A food vendor at a halal cart blaring funky Arabic beats shimmied and smiled as the march passed by. Another vendor, a woman from Senegal selling hats and scarves, was handed an anti-Trump flier by a demonstrator.

“Thank you! I like it!” she told them.

Asked what she thought about the potential presidential nominee, she said, “I no like Trump!” and swept her hand out in disgust, as if to fling him away.

Anti-Donald Trump protest is held at Trump Tower in 5th Avenue in New York, as Republican presidential front-runner Donald Trump has been calling for barring all Muslims from entering the United State. Dec 20, 2015, New York.

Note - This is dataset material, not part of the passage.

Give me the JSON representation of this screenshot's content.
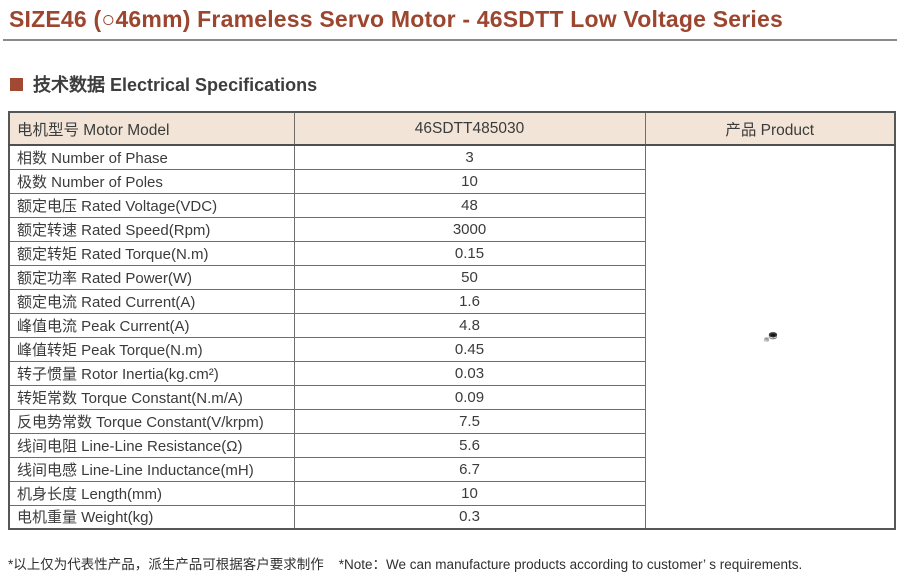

As the marchers passed Fox headquarters, a woman wearing a paper Statue of Liberty crown with one half of its face a white skull and carrying a “Make America Hate Again” sign, paused to give the building the finger.

Adam Nasser, 47, was carrying his five-year-old son, Hussein, on his back and marching with his wife and other two children.

“I think he’s going to run the country down the drain,” Nasser, originally from Yemen and a 34-year U.S. resident, said of Trump. “He’s just doing this for his own agenda.”

Nasser, who installs security alarms, stressed that he loves America.

“It’s the greatest country for many, many years,” he said. “Muslims don’t hate America.”

He accused the media, ultimately, of ginning up anti-Muslim sentiment. “The American people are very smart,” he said. “It’s the media. How many Muslims are in jail, really?” he asked. “They work hard.”

His little daughter Lubna, 8, was walking next to him, wearing a hijab and carrying a small white sign on a wooden stick with the handwritten words in black, “Muslims against ISIS.”

“There is a phrase in the Koran,” her father said, “‘If one man takes a man’s life, it’s like killing all humanity. Nobody has the right to take anybody’s life. Those are bad guys,” he said of the ISIS terrorists. “They are brainwashed.”

At the same time, he felt compelled to add, Israelis kicking Palestinians out of their homes is terrorism, too.

Sorry, what was that? he was asked amid the din of the marchers’ chanting.

Yes, that’s what he said, he said with a smile.

After the march had passed by outside, the discussion about Trump continued among a group of chess players in a glass-enclosed public atrium on Sixth Ave. at 42nd St.

“He’s a little bit full of b.s., everyone knows that,” commented one of them, who gave his name as H.C. Muffkie. “He’s all talk.”

He quipped that as a youth he was on the Sheepshead High School basketball team, where he played “bench.”

“He’s just mouthin’ off because he has money,” said another. “You can’t be saying racist stuff like that if you’re president.”